Chief Justice of Bombay High Court
- In office 31 December 2001 – 2004

Judge of the Supreme Court of India
- In office 7 June 2004 – 10 November 2008

Personal details
- Born: Chunilal Karsandas Thakker 10 November 1943 (age 82) Mander (Porbandar district, Gujarat)
- Alma mater: Gujarat University

= C. K. Thakker =

Indian judge (born 1943)

Chunilal Karsandas Thakker (also Thakkar) (born 10 November 1943) is a retired judge of the Supreme Court of India.

== Biography ==

Thakker was born 10 November 1943, Mander near Porbandar, Gujarat, India. After taking primary education at Mander and Madhavpur, Thakker graduated from a college in Junagadh and obtained a Bachelor of Laws from a law college in Jamnagar. He also obtained a Master of Laws from Gujarat University, and began practicing from 1968 in the Gujarat High Court.

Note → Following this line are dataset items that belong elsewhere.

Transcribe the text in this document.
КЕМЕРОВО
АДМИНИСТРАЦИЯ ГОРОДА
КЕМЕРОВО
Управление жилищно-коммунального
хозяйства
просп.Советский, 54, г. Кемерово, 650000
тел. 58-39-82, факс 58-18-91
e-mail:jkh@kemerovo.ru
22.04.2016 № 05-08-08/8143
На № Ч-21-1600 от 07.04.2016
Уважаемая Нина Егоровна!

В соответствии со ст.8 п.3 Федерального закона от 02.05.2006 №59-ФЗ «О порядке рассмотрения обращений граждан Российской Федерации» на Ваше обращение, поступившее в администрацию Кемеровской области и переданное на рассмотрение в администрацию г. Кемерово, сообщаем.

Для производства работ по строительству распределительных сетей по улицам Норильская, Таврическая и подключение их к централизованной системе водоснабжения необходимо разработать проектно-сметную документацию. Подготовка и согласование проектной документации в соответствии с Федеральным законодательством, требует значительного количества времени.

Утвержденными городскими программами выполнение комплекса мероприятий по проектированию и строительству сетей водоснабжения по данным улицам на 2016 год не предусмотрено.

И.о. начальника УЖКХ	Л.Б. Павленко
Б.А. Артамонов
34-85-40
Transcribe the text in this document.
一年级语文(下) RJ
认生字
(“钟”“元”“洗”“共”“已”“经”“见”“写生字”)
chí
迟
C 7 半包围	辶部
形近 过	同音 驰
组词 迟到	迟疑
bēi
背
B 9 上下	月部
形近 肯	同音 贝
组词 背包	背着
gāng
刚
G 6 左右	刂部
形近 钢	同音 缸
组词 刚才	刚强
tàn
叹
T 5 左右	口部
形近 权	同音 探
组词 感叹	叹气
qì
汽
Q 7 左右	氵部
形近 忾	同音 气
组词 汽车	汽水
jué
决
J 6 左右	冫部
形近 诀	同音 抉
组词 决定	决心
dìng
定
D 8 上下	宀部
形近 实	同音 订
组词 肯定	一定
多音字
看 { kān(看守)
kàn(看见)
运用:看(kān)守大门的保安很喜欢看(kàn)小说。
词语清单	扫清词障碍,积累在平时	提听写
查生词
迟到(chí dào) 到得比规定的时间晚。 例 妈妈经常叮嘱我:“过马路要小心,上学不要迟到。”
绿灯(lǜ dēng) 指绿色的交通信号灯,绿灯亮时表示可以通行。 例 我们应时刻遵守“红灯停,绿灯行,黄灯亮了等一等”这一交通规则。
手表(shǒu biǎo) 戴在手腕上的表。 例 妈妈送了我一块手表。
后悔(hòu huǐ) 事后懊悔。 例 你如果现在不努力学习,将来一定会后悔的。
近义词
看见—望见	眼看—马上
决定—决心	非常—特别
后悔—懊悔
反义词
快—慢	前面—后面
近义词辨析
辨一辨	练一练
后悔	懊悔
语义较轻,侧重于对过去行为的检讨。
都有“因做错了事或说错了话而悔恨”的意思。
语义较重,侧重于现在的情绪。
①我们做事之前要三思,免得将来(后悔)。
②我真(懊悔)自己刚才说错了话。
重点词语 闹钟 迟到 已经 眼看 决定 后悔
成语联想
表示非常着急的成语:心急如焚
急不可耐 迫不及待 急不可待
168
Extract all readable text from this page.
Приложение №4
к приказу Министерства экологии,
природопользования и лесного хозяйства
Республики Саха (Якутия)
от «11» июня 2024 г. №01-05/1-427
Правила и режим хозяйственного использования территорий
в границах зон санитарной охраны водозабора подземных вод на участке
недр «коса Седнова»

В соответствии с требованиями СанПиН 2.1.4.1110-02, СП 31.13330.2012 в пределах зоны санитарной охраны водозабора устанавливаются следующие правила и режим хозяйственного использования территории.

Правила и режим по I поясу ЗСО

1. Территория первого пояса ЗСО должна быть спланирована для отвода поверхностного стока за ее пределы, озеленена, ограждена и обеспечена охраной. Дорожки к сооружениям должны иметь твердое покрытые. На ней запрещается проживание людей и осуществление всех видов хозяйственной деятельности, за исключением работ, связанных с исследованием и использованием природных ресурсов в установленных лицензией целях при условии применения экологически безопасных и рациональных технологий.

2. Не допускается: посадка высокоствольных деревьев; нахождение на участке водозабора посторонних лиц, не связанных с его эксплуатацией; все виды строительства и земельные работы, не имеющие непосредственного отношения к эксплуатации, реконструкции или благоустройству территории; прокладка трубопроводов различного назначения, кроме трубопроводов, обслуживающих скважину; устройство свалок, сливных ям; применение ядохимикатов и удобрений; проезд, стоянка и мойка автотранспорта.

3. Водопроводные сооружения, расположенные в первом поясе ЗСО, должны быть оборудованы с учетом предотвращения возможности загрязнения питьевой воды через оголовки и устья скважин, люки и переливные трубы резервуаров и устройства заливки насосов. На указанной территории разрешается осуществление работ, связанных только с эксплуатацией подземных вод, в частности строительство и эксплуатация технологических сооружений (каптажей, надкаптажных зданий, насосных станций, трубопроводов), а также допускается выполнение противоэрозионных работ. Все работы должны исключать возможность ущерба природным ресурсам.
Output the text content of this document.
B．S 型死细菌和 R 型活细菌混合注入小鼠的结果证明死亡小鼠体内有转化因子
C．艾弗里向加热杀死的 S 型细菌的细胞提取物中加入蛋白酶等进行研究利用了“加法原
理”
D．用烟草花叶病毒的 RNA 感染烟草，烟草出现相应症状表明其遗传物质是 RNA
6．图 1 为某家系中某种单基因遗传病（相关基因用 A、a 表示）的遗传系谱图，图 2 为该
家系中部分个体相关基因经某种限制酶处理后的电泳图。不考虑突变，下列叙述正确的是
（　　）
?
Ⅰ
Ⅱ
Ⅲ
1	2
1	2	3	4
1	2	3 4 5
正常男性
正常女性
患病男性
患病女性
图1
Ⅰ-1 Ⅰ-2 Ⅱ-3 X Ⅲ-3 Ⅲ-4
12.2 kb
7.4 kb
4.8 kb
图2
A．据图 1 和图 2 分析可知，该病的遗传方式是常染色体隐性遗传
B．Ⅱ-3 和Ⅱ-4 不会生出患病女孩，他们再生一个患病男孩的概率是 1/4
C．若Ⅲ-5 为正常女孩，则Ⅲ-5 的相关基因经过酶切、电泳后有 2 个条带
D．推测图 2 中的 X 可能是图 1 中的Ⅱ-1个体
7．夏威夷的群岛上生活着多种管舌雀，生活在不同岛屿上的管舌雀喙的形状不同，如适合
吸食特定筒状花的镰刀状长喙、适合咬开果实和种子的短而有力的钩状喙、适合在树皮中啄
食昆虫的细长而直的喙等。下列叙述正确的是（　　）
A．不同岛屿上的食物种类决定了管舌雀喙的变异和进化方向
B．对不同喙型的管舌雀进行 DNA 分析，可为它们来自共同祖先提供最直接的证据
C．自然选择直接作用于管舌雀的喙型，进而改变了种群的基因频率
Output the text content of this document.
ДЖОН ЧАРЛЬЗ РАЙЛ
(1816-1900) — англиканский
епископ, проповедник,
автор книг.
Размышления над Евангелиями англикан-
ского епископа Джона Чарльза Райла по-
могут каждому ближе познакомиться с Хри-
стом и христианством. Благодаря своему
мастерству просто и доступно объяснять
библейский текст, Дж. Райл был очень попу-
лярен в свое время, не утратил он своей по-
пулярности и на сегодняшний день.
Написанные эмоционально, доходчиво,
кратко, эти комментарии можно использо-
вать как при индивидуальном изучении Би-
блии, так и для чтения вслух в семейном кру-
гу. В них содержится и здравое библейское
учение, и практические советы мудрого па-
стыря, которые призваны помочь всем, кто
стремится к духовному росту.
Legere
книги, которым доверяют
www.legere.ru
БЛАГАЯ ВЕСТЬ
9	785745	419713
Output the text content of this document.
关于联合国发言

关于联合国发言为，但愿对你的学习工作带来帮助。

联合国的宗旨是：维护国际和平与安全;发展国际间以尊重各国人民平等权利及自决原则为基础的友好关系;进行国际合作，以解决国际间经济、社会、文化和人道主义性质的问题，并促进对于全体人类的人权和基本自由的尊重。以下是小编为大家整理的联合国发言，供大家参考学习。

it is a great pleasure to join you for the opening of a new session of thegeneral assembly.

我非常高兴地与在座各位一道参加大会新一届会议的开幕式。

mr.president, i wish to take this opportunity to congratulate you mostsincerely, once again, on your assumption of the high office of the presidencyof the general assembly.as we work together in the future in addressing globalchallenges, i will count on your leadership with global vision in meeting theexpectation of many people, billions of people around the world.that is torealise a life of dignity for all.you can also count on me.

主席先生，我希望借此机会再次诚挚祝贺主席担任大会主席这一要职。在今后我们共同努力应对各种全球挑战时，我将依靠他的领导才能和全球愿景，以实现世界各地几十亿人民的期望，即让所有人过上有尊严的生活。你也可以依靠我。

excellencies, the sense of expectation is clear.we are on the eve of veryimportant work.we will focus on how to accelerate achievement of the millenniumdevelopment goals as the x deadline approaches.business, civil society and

He was appointed part-time lecturer in law in L.A. Shah Law College, Ahmedabad, in 1970 and continued as such until he was elevated as a judge of the Gujarat High Court on 21 June 1990. He was promoted to Chief Justice of the Himachal Pradesh High Court, Shimla on 5 May 2000 and transferred as the Chief Justice of High Court of Judicature at Mumbai on 31 December 2001.

Thakker was appointed a judge of the Supreme Court of India on 7 June 2004.
He was also acting governor of the State of Maharashtra from July to October 2002.

== Publications ==
Thakkar has written several law books such as Lectures on Administrative Law (Students' Edition) and Code of Civil Procedure. His book on the Code of Civil Procedure, 1908 published under the pen name of C.K. Takwani has remained a standard textbook for law students in India for the past 25 years. He revised Law of Writs by V.G. Ramachandran.